Every year, World Antimicrobial Resistance (AMR) Awareness Week serves as a global reminder that antibiotics are not unlimited miracle drugs — they are powerful, life-saving medicines that must be used with care, strategy, and accountability. As AMR continues to rise worldwide, doctors and health professionals emphasize the need for responsible prescribing, ensuring antibiotics remain effective for current and future generations.
According to medical experts, antibiotics are meant only for bacterial infections and should never be taken casually, demanded by patients, or prescribed without proper evaluation. Misuse, overuse, and self-medication significantly accelerate resistance, making common infections harder to treat, increasing medical costs, raising hospitalisation risks, and reducing treatment options.
During this year’s awareness drive, doctors reiterate that every prescription counts, and even small, everyday decisions can make a crucial difference.

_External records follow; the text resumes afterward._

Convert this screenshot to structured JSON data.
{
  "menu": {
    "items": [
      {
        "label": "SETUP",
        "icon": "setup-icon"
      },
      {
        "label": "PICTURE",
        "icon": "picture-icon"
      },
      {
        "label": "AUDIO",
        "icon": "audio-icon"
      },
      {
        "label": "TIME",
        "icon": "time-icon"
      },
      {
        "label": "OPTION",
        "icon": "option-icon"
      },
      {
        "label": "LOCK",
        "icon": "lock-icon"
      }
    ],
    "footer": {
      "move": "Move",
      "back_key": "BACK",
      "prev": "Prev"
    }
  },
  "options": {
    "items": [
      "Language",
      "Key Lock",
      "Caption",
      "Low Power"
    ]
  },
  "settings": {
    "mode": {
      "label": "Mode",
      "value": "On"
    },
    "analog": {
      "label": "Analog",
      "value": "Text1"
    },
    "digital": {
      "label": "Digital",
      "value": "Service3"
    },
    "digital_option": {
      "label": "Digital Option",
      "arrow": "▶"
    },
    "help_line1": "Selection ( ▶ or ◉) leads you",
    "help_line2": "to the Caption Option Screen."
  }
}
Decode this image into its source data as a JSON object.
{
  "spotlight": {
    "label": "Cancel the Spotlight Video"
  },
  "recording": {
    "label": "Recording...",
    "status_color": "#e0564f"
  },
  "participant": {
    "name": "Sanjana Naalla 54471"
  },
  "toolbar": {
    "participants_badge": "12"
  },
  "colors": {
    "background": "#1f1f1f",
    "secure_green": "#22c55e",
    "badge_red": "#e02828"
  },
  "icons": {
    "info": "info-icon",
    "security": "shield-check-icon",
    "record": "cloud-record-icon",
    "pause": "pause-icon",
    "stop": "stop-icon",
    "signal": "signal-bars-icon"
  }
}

Why Responsible Prescribing Matters
🔹 Prevents bacteria from evolving into drug-resistant strains
🔹 Ensures correct dosage, duration, and type of antibiotic
🔹 Reduces recurrence and complications related to misuse
🔹 Helps maintain global and community-level disease control
🔹 Protects the purpose and effectiveness of last-line antibiotics
Doctor’s Key Message: “Use Antibiotics Only When Truly Needed”
Medical experts underline that antibiotics are not meant for viral illnesses such as seasonal cold, flu, most sore throats, or mild fever. Prescriptions should be based on clinical assessment, diagnostic clarity, and evidence-based practice, not assumptions or social pressure.
For doctors, careful prescribing is both a duty and a responsibility, involving:
Choosing narrow-spectrum antibiotics when possible
Avoiding unnecessary repeat courses
Encouraging lab testing when required
Educating patients on correct usage and completion of course
Reviewing response before escalating medication
AMR Is a Shared Responsibility
While doctors lead prescribing protocols, patients, pharmacists, families, and communities also play an important role. Responsible medicine use involves not self-medicating, not sharing antibiotics, not storing leftover medicines, and not stopping mid-course when symptoms improve.
AMR can affect anyone, at any age, anywhere, making awareness an essential public health priority.
❓ Frequently Asked Questions (FAQ)
Q1: What is AMR?
AMR (Antimicrobial Resistance) occurs when microorganisms become resistant to medicines designed to kill them, making treatments less effective.
Q2: What causes antibiotic resistance?
Misuse, overuse, incomplete dosage, self-medication, and unnecessary prescriptions are major contributors.
Q3: Can antibiotics treat cold, flu, or viral fever?
No — antibiotics work only on bacterial infections, not viral illnesses.
Q4: Why should we not stop antibiotics early if we feel better?
Stopping early may allow surviving bacteria to grow stronger and resistant.
Q5: Who is responsible for preventing AMR?
Doctors, patients, healthcare workers, caregivers, and society — it is a shared duty.